Bab 48

50 13 0
                                    

Dari luar, aku pikir itu adalah kuil seperti yang kamu lihat di Yunani kuno. Namun ketika aku memasuki kuil, pemandangan yang sangat berbeda terbentang. Itu adalah tempat yang mengingatkanku pada sebuah kuil.

Ada mural berwarna gelap yang dilukis di langit-langit. Itu adalah mural aneh yang menggambarkan ratusan setan dalam lingkaran dan tiga raksasa di atasnya melihat ke arah lingkaran tersebut. Ada pula ukiran mural pada pilar yang sekilas tampak menggambarkan setan.

Saat melewati lorong yang panjang, aku tidak bisa mengalihkan pandangan dari mural yang dilukis di candi. Aju, orang biasa yang bahkan tidak tahu apa-apa tentang seni, mendapati diriku mengapresiasinya seolah-olah aku adalah seorang kritikus di kuil tempat bersemayamnya iblis neraka.

Mural itu terasa familier. Apa itu? Satu-satunya mural yang saya tahu adalah langit-langit Kapel Sistina karya Michelangelo, tapi aku rasa aku pernah melihat lukisan mural itu di suatu tempat. Itu tidak mungkin. Bagaimana aku tahu gambaran setan? Tapi aku terus merasakan déjà vu. kotoran.

Di ujung kuil akhirnya aku menemukannya.

Sekarang aku bisa mengetahuinya hanya dengan melihat.

“Peninggalan suci Ajibika.”

Tak heran jika setan, sosok bayangan agama Ajivika, merasuki relik suci. Permata berwarna anggur gelap tertanam di mata kiri patung iblis itu. Ada delapan mural yang dilukis di sekitar patung batu setan.

Pada bagian langit-langit terdapat mural yang menggambarkan manusia menderita karena tertusuk jarum yang tak terhitung jumlahnya, pada mural kiri terdapat manusia yang dilebur dalam kuali yang mendidih, dan pada mural kanan terdapat manusia yang tergeletak di atas lempengan besi dan dipukul oleh setan dengan alat. Tongkat besi.

Kedelapan mural tersebut menggambarkan manusia yang disiksa. Baru pada saat itulah aku menyadari betapa akrabnya perasaan itu.

“Sial juga.”

Semua mural itu menggambarkan neraka.

Itu juga merupakan 'neraka' yang sangat familiar bagiku sebagai 'Penduduk Bumi'.

“Penderitaan, objek penderitaan yang suci.”

Kata Suster Melissa.

“Itu adalah kekuatan yang akan menghantui Anda selamanya jika Anda tidak mengatasinya.”

“Apakah kali ini piala beracun? Iya kakak. Apakah menurutmu aku akan melupakannya?”

Ini adalah pertama kalinya bagiku. Apa yang Melissa khawatirkan dan enggan lakukan.

"Aku… Aku tidak tahu. Hanya…Tidak apa-apa untuk menyerah, Polestar.”

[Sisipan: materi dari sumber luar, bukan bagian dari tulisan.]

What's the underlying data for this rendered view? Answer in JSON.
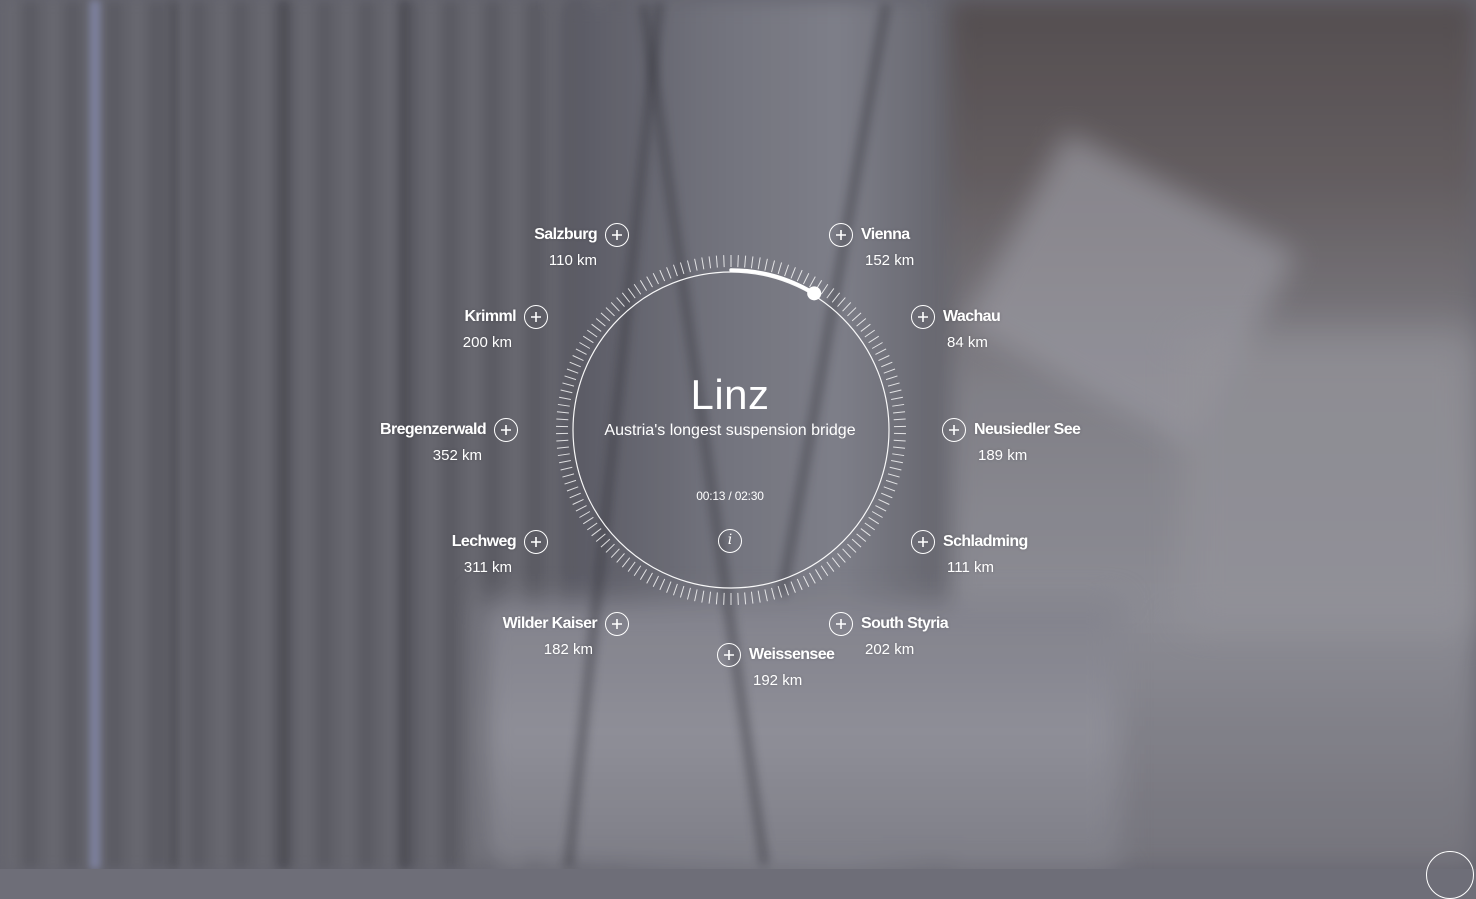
{
  "current": {
    "city": "Linz",
    "description": "Austria's longest suspension bridge",
    "time_elapsed": "00:13",
    "time_separator": "/",
    "time_total": "02:30",
    "progress": 0.087
  },
  "icons": {
    "info": "info-icon",
    "plus": "plus-icon"
  },
  "destinations": [
    {
      "name": "Salzburg",
      "distance": "110 km"
    },
    {
      "name": "Vienna",
      "distance": "152 km"
    },
    {
      "name": "Krimml",
      "distance": "200 km"
    },
    {
      "name": "Wachau",
      "distance": "84 km"
    },
    {
      "name": "Bregenzerwald",
      "distance": "352 km"
    },
    {
      "name": "Neusiedler See",
      "distance": "189 km"
    },
    {
      "name": "Lechweg",
      "distance": "311 km"
    },
    {
      "name": "Schladming",
      "distance": "111 km"
    },
    {
      "name": "Wilder Kaiser",
      "distance": "182 km"
    },
    {
      "name": "South Styria",
      "distance": "202 km"
    },
    {
      "name": "Weissensee",
      "distance": "192 km"
    }
  ],
  "colors": {
    "ring": "#ffffff",
    "background": "#6e6e78"
  }
}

Apa pendapat si kembar lainnya?

Aku menatap Lanista. Seperti biasa, dia tersenyum percaya diri. Artinya, terserah aku untuk memilih. Suster Ushas memasang wajah penuh harap. 'Apa yang kuinginkan' kata saudaraku. Saat aku ragu-ragu, saudaraku berbicara dengan nada mendesak.

“Jika Anda takut menderita, Anda tidak akan mendapatkan apa yang Anda inginkan. Ah, kamu sudah tahu kan Polestar? Apa yang kamu inginkan ada tepat di depanmu.”

Aku mengangkat bahu. Lalu dia dengan tenang berjalan mendekat dan mengeluarkan mata patung itu. Pastinya terasa berbeda dari peninggalan suci pahala dan keuntungan.

Aku bisa mengetahuinya hanya dengan menyentuhnya. Peninggalan suci ini tidak memberikan berkah atau kekuatan. Perasaan yang buruk, prospek yang tidak menyenangkan.

"Satu langkah."

Aku membuka mulutku dan menelan relik suci itu.